Comment agir ? Pour les individus comme pour les groupes, dans la vie courante comme dans les grandes occasions, il n’est pas de question plus essentielle. Pendant de longues années, je me suis efforcé de comprendre comment notre cerveau nous permettait de prendre des décisions, en particulier j’ai montré dans «
La décision » que le modèle du décideur rationnel était caduc et qu’il fallait tenir compte du « cerveau des émotions » sur lequel les neurosciences modernes apportent de très importantes nouvelles connaissances.
Dans mon dernier ouvrage («
La simplexité »), j’essaye de montrer comment il trouve des réponses efficaces à des questions complexes et, plus généralement, comment le vivant est équipé pour trouver des solutions que je nomme « simplexes » et élégantes.
Simplifier dans un monde complexe n’est pas simple. Le premier écueil consiste à se mettre en quête de solutions simplistes : on ignore alors les interactions qui tissent le vécu. On caricature le réel et, lorsqu’il s’agit d’hommes et de femmes avec leurs histoires, leurs désirs, leurs croyances, ou de sociétés, ou encore de cultures différentes, on déclenche des catastrophes. Le simple est souvent simpliste. Le second écueil conduit, au contraire, à se noyer dans la complexité : on perçoit les dangers des simplifications abusives et, sous prétexte de lucidité, on trouve de bonnes raisons de ne rien faire ou on est plongé dans la confusion et le désarroi ou même le désespoir qu’il suscite chez les agents.

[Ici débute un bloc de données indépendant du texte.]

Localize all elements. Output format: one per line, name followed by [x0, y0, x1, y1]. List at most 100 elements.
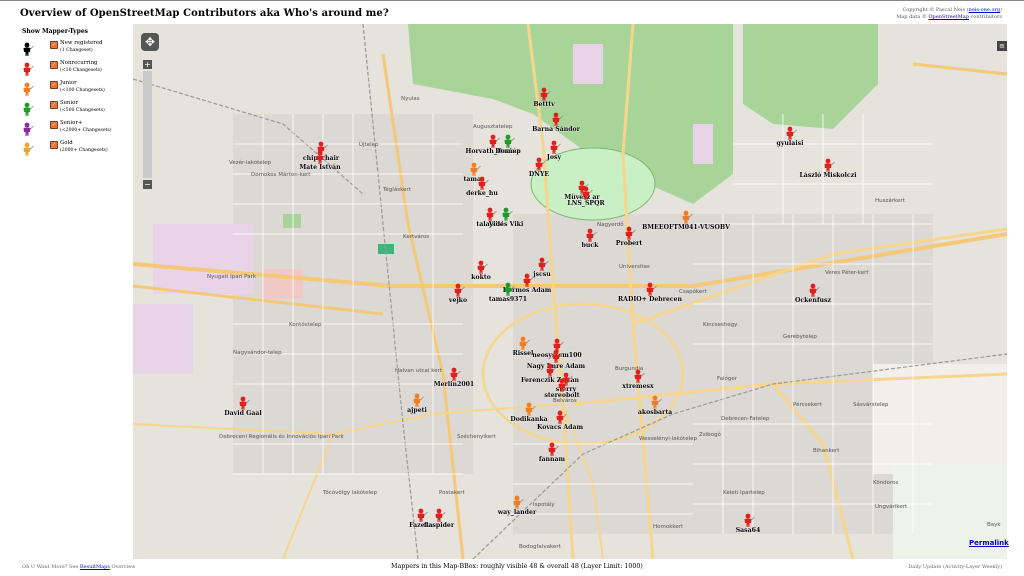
- mapper-name: Dodikanka: [510, 416, 548, 423]
- mapper-person-icon[interactable]: [823, 158, 835, 172]
- mapdata-prefix: Map data ©: [896, 14, 929, 20]
- mapper-type-checkbox[interactable]: ✓: [50, 41, 58, 49]
- mapper-person-icon[interactable]: [557, 378, 569, 392]
- mapper-person-icon[interactable]: [522, 273, 534, 287]
- place-name-label: Falóger: [717, 376, 738, 382]
- map-canvas[interactable]: Nyulas Augusztatelep Vezér-lakótelep Domoko…: [133, 24, 1007, 559]
- mapper-person-icon[interactable]: [785, 126, 797, 140]
- legend-label: Gold (2000+ Changesets): [60, 140, 108, 154]
- place-name-label: Sásvárstelep: [853, 402, 889, 408]
- place-name-label: Nagysándor-telep: [233, 350, 282, 356]
- place-name-label: Domokos Márton-kert: [251, 172, 311, 178]
- mapper-name: LNS_SPQR: [567, 200, 605, 207]
- mapper-person-icon[interactable]: [545, 363, 557, 377]
- mapper-person-icon[interactable]: [547, 442, 559, 456]
- mapper-name: ajpeti: [407, 407, 427, 414]
- resultmaps-link[interactable]: ResultMaps: [80, 564, 110, 570]
- mapper-person-icon[interactable]: [485, 207, 497, 221]
- zoom-out-button[interactable]: −: [143, 180, 152, 189]
- place-name-label: Kincseshegy: [703, 322, 738, 328]
- legend-type-label: Senior+: [60, 120, 83, 126]
- mapper-person-icon[interactable]: [416, 508, 428, 522]
- mapper-name: Sasa64: [735, 527, 761, 534]
- legend-row: ✓ Nonrecurring (<10 Changesets): [22, 60, 134, 80]
- mapper-person-icon[interactable]: [518, 336, 530, 350]
- mapper-person-icon: [22, 42, 36, 60]
- mapper-person-icon[interactable]: [555, 410, 567, 424]
- mapper-name: László Miskolczi: [799, 172, 857, 179]
- mapper-name: David Gaal: [224, 410, 262, 417]
- mapper-name: Vides Viki: [488, 221, 524, 228]
- mapper-person-icon[interactable]: [549, 140, 561, 154]
- neis-one-link[interactable]: neis-one.org: [969, 7, 1000, 13]
- mapper-person-icon[interactable]: [315, 150, 327, 164]
- place-name-label: Pércsekert: [793, 402, 822, 408]
- mapper-person-icon[interactable]: [624, 226, 636, 240]
- permalink-link[interactable]: Permalink: [969, 539, 1009, 547]
- mapper-person-icon[interactable]: [469, 162, 481, 176]
- mapper-name: Mate István: [299, 164, 341, 171]
- mapper-person-icon[interactable]: [551, 349, 563, 363]
- mapper-type-legend: Show Mapper-Types ✓ New registered (1 Chan…: [22, 28, 134, 160]
- mapper-person-icon[interactable]: [453, 283, 465, 297]
- mapper-person-icon[interactable]: [585, 228, 597, 242]
- mapper-name: akosbarta: [637, 409, 673, 416]
- mapper-person-icon[interactable]: [503, 282, 515, 296]
- mapper-person-icon[interactable]: [434, 508, 446, 522]
- mapper-name: Betttv: [533, 101, 555, 108]
- layer-switcher-icon[interactable]: ≡: [997, 41, 1007, 51]
- place-name-label: Kertváros: [403, 234, 430, 240]
- place-name-label: Halvan utcai kert: [395, 368, 442, 374]
- pan-control-icon[interactable]: ✥: [141, 33, 159, 51]
- zoom-in-button[interactable]: +: [143, 60, 152, 69]
- mapper-name: derke_hu: [466, 190, 498, 197]
- place-name-label: Bodogfalvakert: [519, 544, 561, 550]
- mapper-person-icon[interactable]: [650, 395, 662, 409]
- mapper-person-icon[interactable]: [681, 210, 693, 224]
- place-name-label: Széchenyikert: [457, 434, 496, 440]
- place-name-label: Augusztatelep: [473, 124, 513, 130]
- mapper-type-checkbox[interactable]: ✓: [50, 141, 58, 149]
- mapper-person-icon[interactable]: [808, 283, 820, 297]
- place-name-label: Újtelep: [359, 142, 379, 148]
- mapper-person-icon[interactable]: [477, 176, 489, 190]
- mapper-person-icon[interactable]: [551, 112, 563, 126]
- mapper-person-icon: [22, 142, 36, 160]
- mapper-person-icon[interactable]: [503, 134, 515, 148]
- mapper-type-checkbox[interactable]: ✓: [50, 81, 58, 89]
- mapper-type-checkbox[interactable]: ✓: [50, 61, 58, 69]
- mapper-person-icon[interactable]: [449, 367, 461, 381]
- place-name-label: Köndoros: [873, 480, 899, 486]
- legend-changeset-range: (<2000+ Changesets): [60, 128, 112, 133]
- mapper-person-icon[interactable]: [581, 186, 593, 200]
- place-name-label: Zsibogó: [699, 432, 721, 438]
- mapper-name: Dornép: [495, 148, 521, 155]
- place-name-label: Homokkert: [653, 524, 684, 530]
- mapper-name: tamas9371: [488, 296, 528, 303]
- legend-title: Show Mapper-Types: [22, 28, 89, 35]
- mapper-name: Ockenfusz: [794, 297, 832, 304]
- mapper-count-status: Mappers in this Map-BBox: roughly visibl…: [391, 563, 643, 570]
- mapper-person-icon[interactable]: [524, 402, 536, 416]
- mapper-person-icon[interactable]: [476, 260, 488, 274]
- mapper-name: kokto: [471, 274, 491, 281]
- mapper-person-icon[interactable]: [537, 257, 549, 271]
- mapper-person-icon[interactable]: [743, 513, 755, 527]
- mapper-person-icon[interactable]: [512, 495, 524, 509]
- mapper-person-icon[interactable]: [488, 134, 500, 148]
- openstreetmap-link[interactable]: OpenStreetMap: [928, 14, 969, 20]
- place-name-label: Vezér-lakótelep: [229, 160, 272, 166]
- mapper-person-icon[interactable]: [645, 282, 657, 296]
- mapper-type-checkbox[interactable]: ✓: [50, 121, 58, 129]
- mapper-person-icon[interactable]: [534, 157, 546, 171]
- mapper-name: Probert: [615, 240, 643, 247]
- mapper-person-icon[interactable]: [238, 396, 250, 410]
- mapper-person-icon[interactable]: [412, 393, 424, 407]
- mapper-person-icon: [22, 62, 36, 80]
- legend-changeset-range: (2000+ Changesets): [60, 148, 108, 153]
- mapper-person-icon[interactable]: [501, 207, 513, 221]
- mapper-person-icon[interactable]: [539, 87, 551, 101]
- mapper-type-checkbox[interactable]: ✓: [50, 101, 58, 109]
- mapper-person-icon[interactable]: [633, 369, 645, 383]
- zoom-slider[interactable]: [143, 71, 152, 178]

Trouver les chemins de la simplexité me paraît être ce que le
Club des Vigilants appelle un « domaine clé ». Je vous cite d’autant plus volontiers qu’à l’intérieur de ce domaine, la mission que vous vous êtes assignée - l’exercice de la vigilance - est, à mon avis, un « point clé ».
Pour aboutir au simplexe, la vigilance n’est pas suffisante mais elle est nécessaire. Elle est un élément déterminant pour quiconque veut anticiper, sortir du normatif, agir en temps voulu, faire du tout des parties et des parties un tout :
Anticiper : impossible de mettre un pied devant l’autre, de faire un pas dans la bonne direction si notre cerveau ne trace pas le chemin. Pour que la prospective soit adéquate et tienne compte de l’expérience, il faut une "vigilance active".
Sortir du normatif : c’est aller au-delà du cas d’espèce, trouver des processus généralisables et, par là même, adaptables en fonction des circonstances. Cela implique une « vigilance ouverte ».
Agir en temps voulu : plus une solution est simplexe, plus rapide peut être l’action. Encore faut-il être équipé pour repérer l’imprévu susceptible d’aller à l’encontre de ce que l’on considère probable. Cela demande une
vigilance hétérodoxe.
Faire du tout des parties et des parties un tout : c’est la division du travail avec l’idée sous-jacente d’un objectif à atteindre. D’où la nécessité d’une
vigilance opérationnelle.
Pour parfaire le profil, j’ajouterai que, dans les rapports humains, le besoin se fait sentir d’une
vigilance empathique. Mais attention : empathie ne signifie pas sympathie. La sympathie, c’est la contagion émotionnelle : tu es triste, je suis triste. L’empathie, c’est la capacité de se mettre à la place de l’autre tout en restant soi-même et de pouvoir ainsi faire œuvre utile.
Je ne connais pas assez votre
Club pour savoir si la vigilance que vous affûtez depuis dix ans peut être vraiment considérée comme active, ouverte, hétérodoxe, opérationnelle et empathique. Il me semble, cependant, que vous êtes partis d’un bon pied avec votre credo :
«
Personne ne peut prédire l’avenir mais quiconque s’enferme dans une spécialité est pratiquement sûr d’agir aveuglément ». Comme me l’a dit
Marc Ullmann citant
Jacques Blamont : «
Vous m’avez dit avoir été amené à mesurer la double difficulté de l’anticipation, condition nécessaire d’une bonne vigilance » : les spécialistes qui ont le nez sur le guidon ne voient pas les virages ; et les non spécialistes manquent de connaissances suffisantes pour mesurer l’étendue des dangers. C’est le «trou noir» de la connaissance. Pour le combler, vous avez, j’en suis sûr, été conduits à pousser des experts dans leurs retranchements, c’est-à-dire à les forcer de justifier des vérités qu’ils considéraient comme acquises.
Pour satisfaire aux exigences du présent « point clé », il faudrait maintenant passer de la réflexion à l’action. En pratique, vous pourriez
servir de catalyseur à des actions éparses et favoriser l’émergence de réseaux collaboratifs pour en créer de nouvelles. Les besoins ne manquent pas, les bonnes volontés non plus. Le concept de simplexité pourrait être utile pour guider une réflexion mais c’est à vous d’en juger.